Espírito imanente, espírito transcendente

O Espírito está no mundo sem ser do mundo.Só assim torna-se compreensível porque há tanta desproporção e tanta semelhança entre o mundo da matéria e o mundo do espírito. Desproporção, porque enquanto a matéria promove diferenças e conflitos, o espírito anseia por identidades; e semelhanças, pois a matéria é inconcebível sem o mundo do espírito (conhecimento): dessa forma, o mundo é a cifra de nossa espiritualidade.

Foi assim que se tornou comum entre os filósofos gregos a idéia de uma “alma do mundo” (Timeu, de Platão). Era a forma que eles encontraram para expressar que o Universo é algo vivo e consciente, dotado de dinamismo e orientação, surgente desde as suas mais ínfimas manifestações.

Não obstante, este reconhecimento de um possível espírito imanente à matéria não deixa de representar um certo antropomorfismo, ou a tendência de explicar a realidade através de categorias mentais humanas, pois, consciente de si mesmo através do ser humano, o espírito se nos apresenta como racionalidade, criatividade, sentimento e liberdade, paradigmas que, mesmo não o querendo, acabamos por transferir a toda a realidade (Kant).

Ora, isto faz surgir um aparente desacordo entre as dimensões cosmológicas e aquelas humanas, um conflito de proporções entre tempo universal e humano, entre o espaço infinito e aquele limitado de nossas possibilidades físicas, a incompreensão da dissolução e transformação (cíclica?) de todas as coisas.
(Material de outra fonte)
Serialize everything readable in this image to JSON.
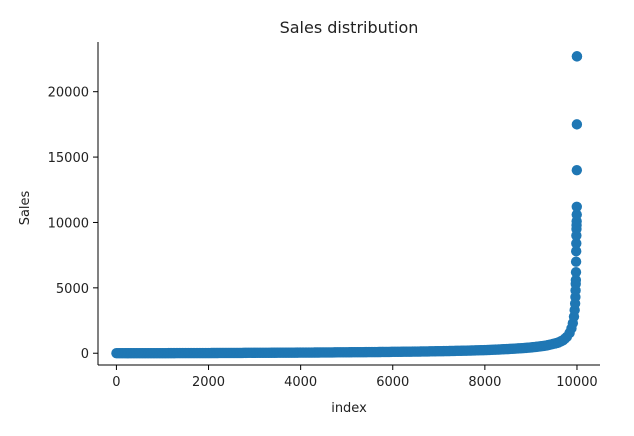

É como se as categorias humanas fossem demasiado acanhadas para tentar compreender tamanhas disparidades.

De fato, isto poderia, de certa forma, explicar o aparente fracasso que tem afetado as chamadas teorias cosmológicas, impossibilitadas que estão, até agora, de construir uma teoria unificada das diversas forças que compõem o Universo (Cfr.GREENE,Brian.O Universo elegante.SP Cia das Letras,2001), nas quais a unidade do pensamento racional não consegue compreender a multiplicidade das diferentes forças que sustentam a criação do universo.

Não obstante, esta decepcionante desarmonia entre ser humano/universo não deve nos deixar acabrunhados, pois, ao lado de nossas aparentes fragilidades, foi-nos dada, ao mesmo tempo, a capacidade de reconhecê-las, mas, sobretudo, sublimá-las, ao considerarmos ambas, produto da transcendência de nosso espírito, algo que sai de si mesmo para tentar compreender o que aparentemente o ultrapassa.

Implícita a esta idéia da transcendência do espírito está aquela de uma abertura para a fé, conseqüência natural do reconhecimento de uma limitação, uma diferença de natureza que nos assusta e nos causa estranheza, só compensada por uma experiência extática que pode “sentir” interiormente uma possível unidade (Deus).

Descobrir que tudo tem um sentido, eis o maior desafio que se apresenta ao nosso espírito. Ora, isto é produto mais do que evidente de sua transcendência em face de um Universo que só pensa em nos aniquilar, como bem constatou Pascal em seus Pensamentos.

Dessa forma, da constatação da imanência do Espírito, torna-se possível, também, a ilação de uma transcendência do Espírito, fruto do descompasso, da desproporção que se verifica, ao compararmos as duas realidades.